– Qué imagen tan habitual -dijo sonriendo mientras ella levantaba la mirada de los papeles-. ¿Demasiado ocupada, Zoya? Si quieres, vuelvo más tarde.

– No, no te preocupes. No es urgente.

Zoya disfrutaba con aquella amistad y Paul había pasado todo el día soñando con ese momento. Cuando ella se levantó para recoger el bolso, Paul admiró su belleza.

– ¿Has tenido un día muy ajetreado? -preguntó con su cálida sonrisa irlandesa.

– No demasiado -contestó Zoya, alegrándose de que hubiera venido a verla. Le resultaba más fácil reunirse con él allí que en el despacho de Simon. Aquello era su terreno y en él Paul solo podría compartir su presente, no su pasado.

Almorzaron en el 21 y permanecieron conversando hasta las tres de la tarde. En la mesa de al lado vieron a Spencer Tracy con una mujer que llevaba un gran sombrero y gafas oscuras. Zoya se preguntó quién sería, pero a Paul no le interesaba en absoluto.

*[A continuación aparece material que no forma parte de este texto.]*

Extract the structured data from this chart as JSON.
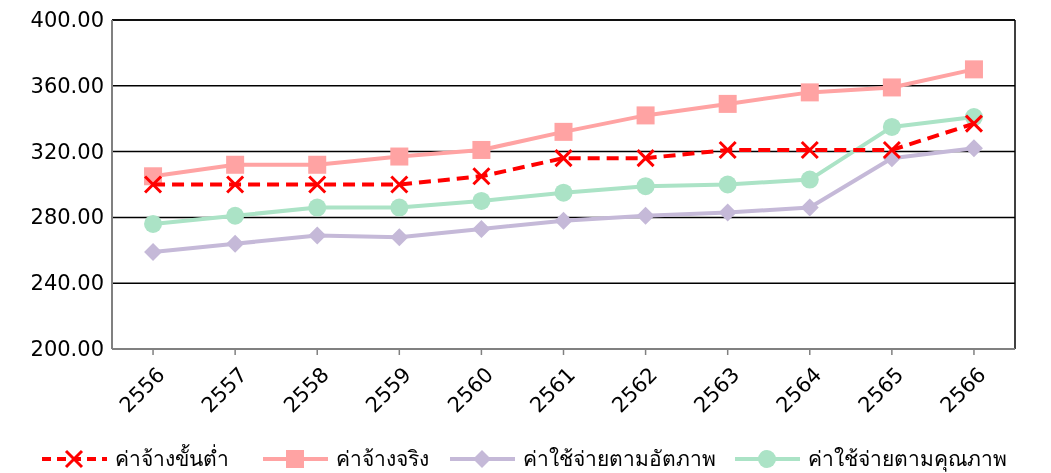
{
  "chart_data": {
    "type": "line",
    "categories": [
      "2556",
      "2557",
      "2558",
      "2559",
      "2560",
      "2561",
      "2562",
      "2563",
      "2564",
      "2565",
      "2566"
    ],
    "ylim": [
      200,
      400
    ],
    "yticks": [
      {
        "value": 200,
        "label": "200.00"
      },
      {
        "value": 240,
        "label": "240.00"
      },
      {
        "value": 280,
        "label": "280.00"
      },
      {
        "value": 320,
        "label": "320.00"
      },
      {
        "value": 360,
        "label": "360.00"
      },
      {
        "value": 400,
        "label": "400.00"
      }
    ],
    "grid": "y",
    "legend": "bottom",
    "series": [
      {
        "name": "ค่าจ้างขั้นต่ำ",
        "color": "#ff0000",
        "marker": "cross",
        "line_style": "dashed",
        "values": [
          300,
          300,
          300,
          300,
          305,
          316,
          316,
          321,
          321,
          321,
          337
        ]
      },
      {
        "name": "ค่าจ้างจริง",
        "color": "#ffa3a3",
        "marker": "square",
        "line_style": "solid",
        "values": [
          305,
          312,
          312,
          317,
          321,
          332,
          342,
          349,
          356,
          359,
          370
        ]
      },
      {
        "name": "ค่าใช้จ่ายตามอัตภาพ",
        "color": "#c5b9d8",
        "marker": "diamond",
        "line_style": "solid",
        "values": [
          259,
          264,
          269,
          268,
          273,
          278,
          281,
          283,
          286,
          316,
          322
        ]
      },
      {
        "name": "ค่าใช้จ่ายตามคุณภาพ",
        "color": "#abe3c6",
        "marker": "circle",
        "line_style": "solid",
        "values": [
          276,
          281,
          286,
          286,
          290,
          295,
          299,
          300,
          303,
          335,
          341
        ]
      }
    ]
  }
}
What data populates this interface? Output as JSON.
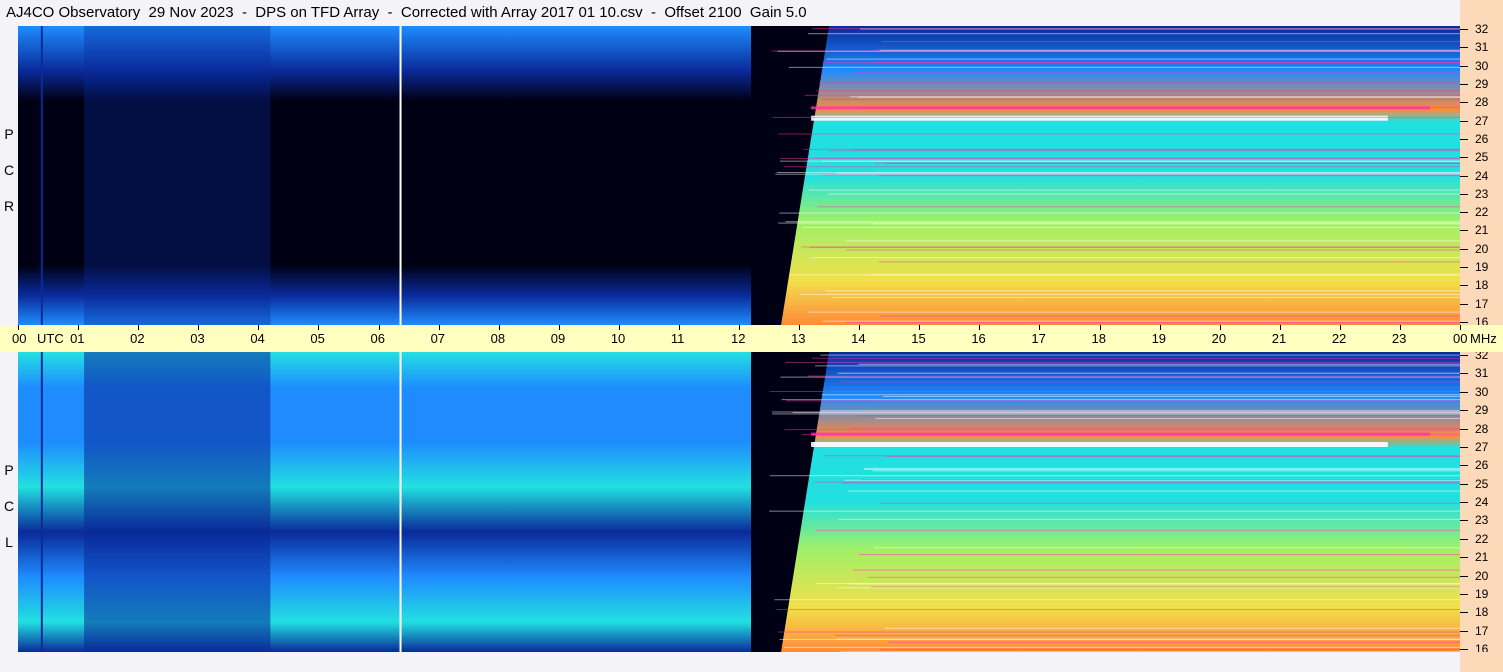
{
  "title": "AJ4CO Observatory  29 Nov 2023  -  DPS on TFD Array  -  Corrected with Array 2017 01 10.csv  -  Offset 2100  Gain 5.0",
  "panels": [
    {
      "label": [
        "R",
        "C",
        "P"
      ]
    },
    {
      "label": [
        "L",
        "C",
        "P"
      ]
    }
  ],
  "chart_data": {
    "type": "heatmap",
    "title": "AJ4CO Observatory  29 Nov 2023  -  DPS on TFD Array  -  Corrected with Array 2017 01 10.csv  -  Offset 2100  Gain 5.0",
    "x_label": "UTC",
    "y_unit": "MHz",
    "x_ticks": [
      "00",
      "01",
      "02",
      "03",
      "04",
      "05",
      "06",
      "07",
      "08",
      "09",
      "10",
      "11",
      "12",
      "13",
      "14",
      "15",
      "16",
      "17",
      "18",
      "19",
      "20",
      "21",
      "22",
      "23",
      "00"
    ],
    "y_ticks": [
      "32",
      "31",
      "30",
      "29",
      "28",
      "27",
      "26",
      "25",
      "24",
      "23",
      "22",
      "21",
      "20",
      "19",
      "18",
      "17",
      "16"
    ],
    "xlim_hours": [
      0,
      24
    ],
    "ylim_mhz": [
      16,
      32
    ],
    "colormap": [
      "#000014",
      "#0a2a9a",
      "#1e8cff",
      "#22e0e0",
      "#9cf06a",
      "#f2e04a",
      "#ff8a3a",
      "#ff2fb4",
      "#ffffff"
    ],
    "series": [
      {
        "name": "RCP",
        "sunrise_hour": 12.2
      },
      {
        "name": "LCP",
        "sunrise_hour": 12.2
      }
    ]
  }
}
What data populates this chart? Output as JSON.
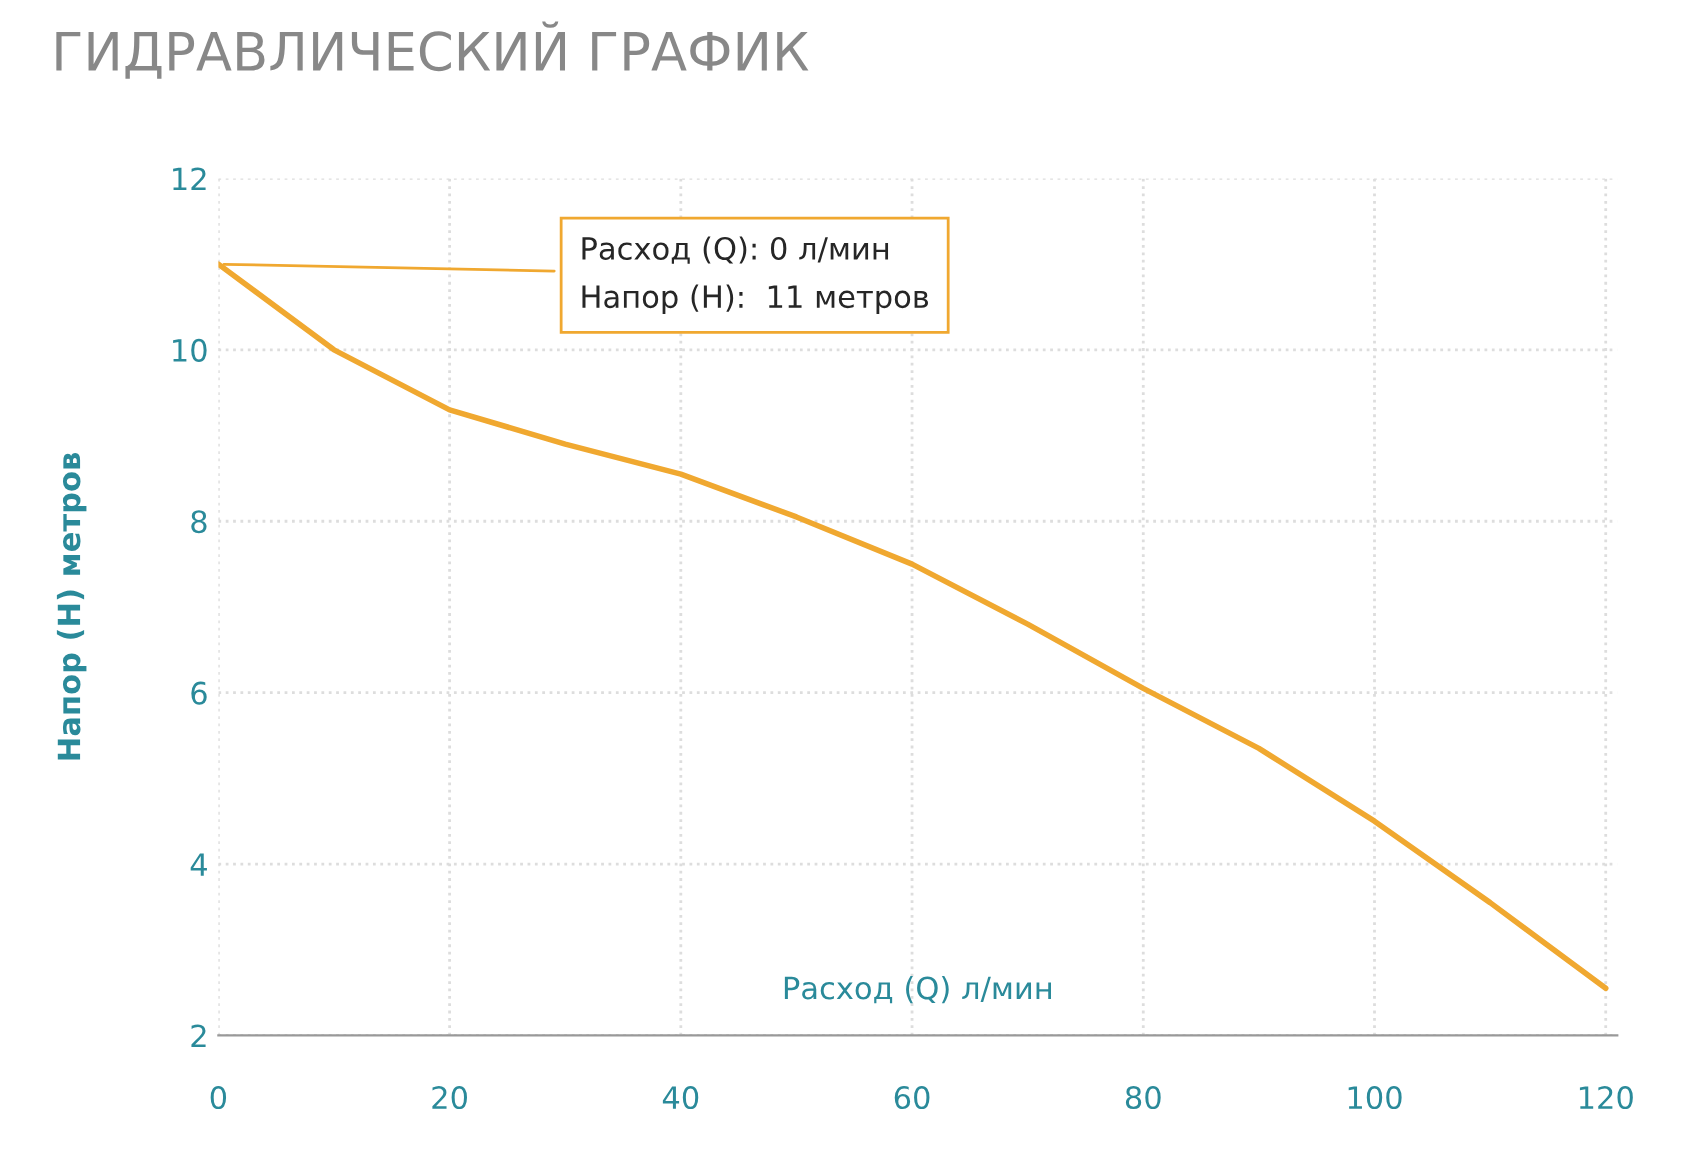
{
  "chart_data": {
    "type": "line",
    "title": "ГИДРАВЛИЧЕСКИЙ ГРАФИК",
    "xlabel": "Расход (Q) л/мин",
    "ylabel": "Напор (H) метров",
    "x": [
      0,
      10,
      20,
      30,
      40,
      50,
      60,
      70,
      80,
      90,
      100,
      110,
      120
    ],
    "series": [
      {
        "color": "#f0a830",
        "values": [
          11.0,
          10.0,
          9.3,
          8.9,
          8.55,
          8.05,
          7.5,
          6.8,
          6.05,
          5.35,
          4.5,
          3.55,
          2.55
        ]
      }
    ],
    "xlim": [
      0,
      121
    ],
    "ylim": [
      2,
      12
    ],
    "xticks": [
      0,
      20,
      40,
      60,
      80,
      100,
      120
    ],
    "yticks": [
      2,
      4,
      6,
      8,
      10,
      12
    ],
    "grid": true,
    "marker": "none",
    "line_style": "solid",
    "annotations": [
      {
        "text": "Расход (Q): 0 л/мин\nНапор (H):  11 метров",
        "x": 0,
        "y": 11
      }
    ]
  }
}
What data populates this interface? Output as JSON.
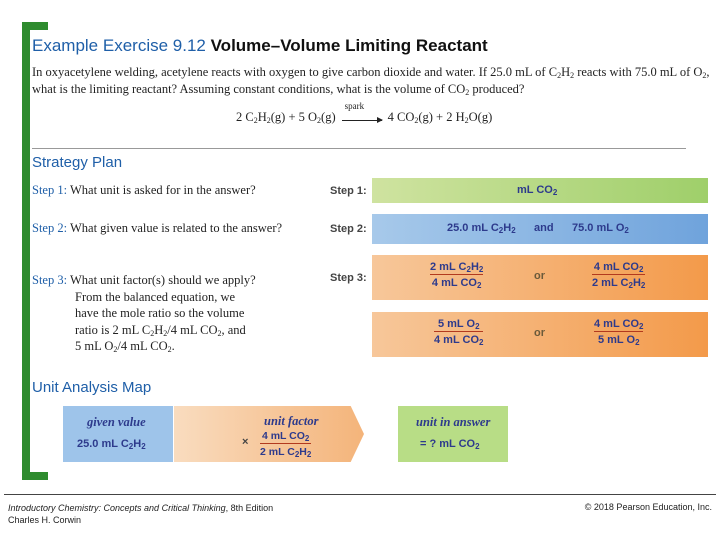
{
  "title": {
    "highlight": "Example Exercise 9.12",
    "rest": "Volume–Volume Limiting Reactant"
  },
  "problem": {
    "a": "In oxyacetylene welding, acetylene reacts with oxygen to give carbon dioxide and water. If 25.0 mL of C",
    "b": "H",
    "c": " reacts with 75.0 mL of O",
    "d": ", what is the limiting reactant? Assuming constant conditions, what is the volume of CO",
    "e": " produced?"
  },
  "equation": {
    "left": "2 C",
    "mid1": "H",
    "mid2": "(g) + 5 O",
    "mid3": "(g)",
    "spark": "spark",
    "right1": "4 CO",
    "right2": "(g) + 2 H",
    "right3": "O(g)"
  },
  "strategy": {
    "heading": "Strategy Plan",
    "step1": {
      "lbl": "Step 1:",
      "text": " What unit is asked for in the answer?"
    },
    "step2": {
      "lbl": "Step 2:",
      "text": " What given value is related to the answer?"
    },
    "step3": {
      "lbl": "Step 3:",
      "text": " What unit factor(s) should we apply?",
      "l1": "From the balanced equation, we",
      "l2": "have the mole ratio so the volume",
      "l3a": "ratio is 2 mL C",
      "l3b": "H",
      "l3c": "/4 mL CO",
      "l3d": ", and",
      "l4a": "5 mL O",
      "l4b": "/4 mL CO",
      "l4c": "."
    }
  },
  "diagram": {
    "step1_label": "Step 1:",
    "step2_label": "Step 2:",
    "step3_label": "Step 3:",
    "unit": "mL CO",
    "given_a": "25.0 mL C",
    "given_h": "H",
    "and": "and",
    "given_b": "75.0 mL O",
    "or": "or",
    "f1n_a": "2  mL  C",
    "f1n_b": "H",
    "f1d": "4  mL  CO",
    "f2n": "4  mL  CO",
    "f2d_a": "2  mL  C",
    "f2d_b": "H",
    "f3n": "5  mL  O",
    "f3d": "4  mL  CO",
    "f4n": "4  mL  CO",
    "f4d": "5  mL  O"
  },
  "map": {
    "heading": "Unit Analysis Map",
    "given_label": "given value",
    "given_value_a": "25.0 mL C",
    "given_value_b": "H",
    "times": "×",
    "factor_label": "unit factor",
    "factor_num": "4 mL CO",
    "factor_den_a": "2 mL C",
    "factor_den_b": "H",
    "answer_label": "unit in answer",
    "answer_value": "= ? mL CO"
  },
  "sub2": "2",
  "footer": {
    "book": "Introductory Chemistry: Concepts and Critical Thinking",
    "edition": ", 8th Edition",
    "author": "Charles H. Corwin",
    "copyright": "© 2018 Pearson Education, Inc."
  }
}
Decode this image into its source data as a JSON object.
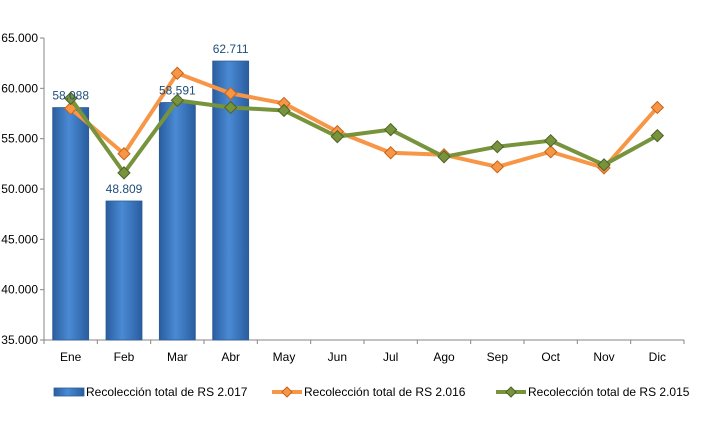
{
  "chart_data": {
    "type": "bar",
    "title": "",
    "xlabel": "",
    "ylabel": "",
    "categories": [
      "Ene",
      "Feb",
      "Mar",
      "Abr",
      "May",
      "Jun",
      "Jul",
      "Ago",
      "Sep",
      "Oct",
      "Nov",
      "Dic"
    ],
    "ylim": [
      35000,
      65000
    ],
    "yticks": [
      35000,
      40000,
      45000,
      50000,
      55000,
      60000,
      65000
    ],
    "ytick_labels": [
      "35.000",
      "40.000",
      "45.000",
      "50.000",
      "55.000",
      "60.000",
      "65.000"
    ],
    "grid": false,
    "legend_position": "bottom",
    "series": [
      {
        "name": "Recolección total de RS 2.017",
        "kind": "bar",
        "color": "#3b78c2",
        "values": [
          58088,
          48809,
          58591,
          62711,
          null,
          null,
          null,
          null,
          null,
          null,
          null,
          null
        ],
        "labels": [
          "58.088",
          "48.809",
          "58.591",
          "62.711"
        ]
      },
      {
        "name": "Recolección total de RS 2.016",
        "kind": "line",
        "color": "#f79646",
        "marker": "diamond",
        "values": [
          58000,
          53500,
          61500,
          59500,
          58500,
          55700,
          53600,
          53400,
          52200,
          53700,
          52100,
          58100
        ]
      },
      {
        "name": "Recolección total de RS 2.015",
        "kind": "line",
        "color": "#77933c",
        "marker": "diamond",
        "values": [
          59000,
          51600,
          58800,
          58100,
          57800,
          55200,
          55900,
          53200,
          54200,
          54800,
          52400,
          55300
        ]
      }
    ]
  }
}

No le quitaba a Zoya los ojos de encima ni un solo momento.

– ¿Por qué lo haces? -preguntó ella finalmente, buscando la respuesta en sus ojos.

Pero en ellos solo encontró dulzura, fortaleza y honradez de sentimientos.

– Porque te amo -contestó él en un susurro-. No quería enamorarme de ti, pero no pude evitarlo. ¿Tan mal te parece?

– No es que esté mal, Paul, pero… -Zoya vaciló antes de seguir adelante-. ¿Qué ocurrirá si cedemos a nuestras inclinaciones? Unos momentos robados de vez en cuando. ¿Es eso lo que quieres?

– Si no puede haber otra cosa, me daré por satisfecho. Las horas que paso contigo son muy valiosas para mí. -Paul había intuido instintivamente que ella no deseaba otra cosa de él. Tenía sus hijos, su tienda, los recuerdos de Simon-. No te pediré más. No tengo ningún derecho. Nunca te mentiré. Sabes que no puedo dejar a Allison, y, si lo que te ofrezco no es suficiente, lo comprenderé -añadió, tomando su mano en la suya bajo la mesa-. Quizá soy un egoísta.

Zoya sacudió la cabeza mientras Spencer Tracy reía a su lado. Se preguntó otra vez quién sería aquella mujer y por qué parecía tan dichosa.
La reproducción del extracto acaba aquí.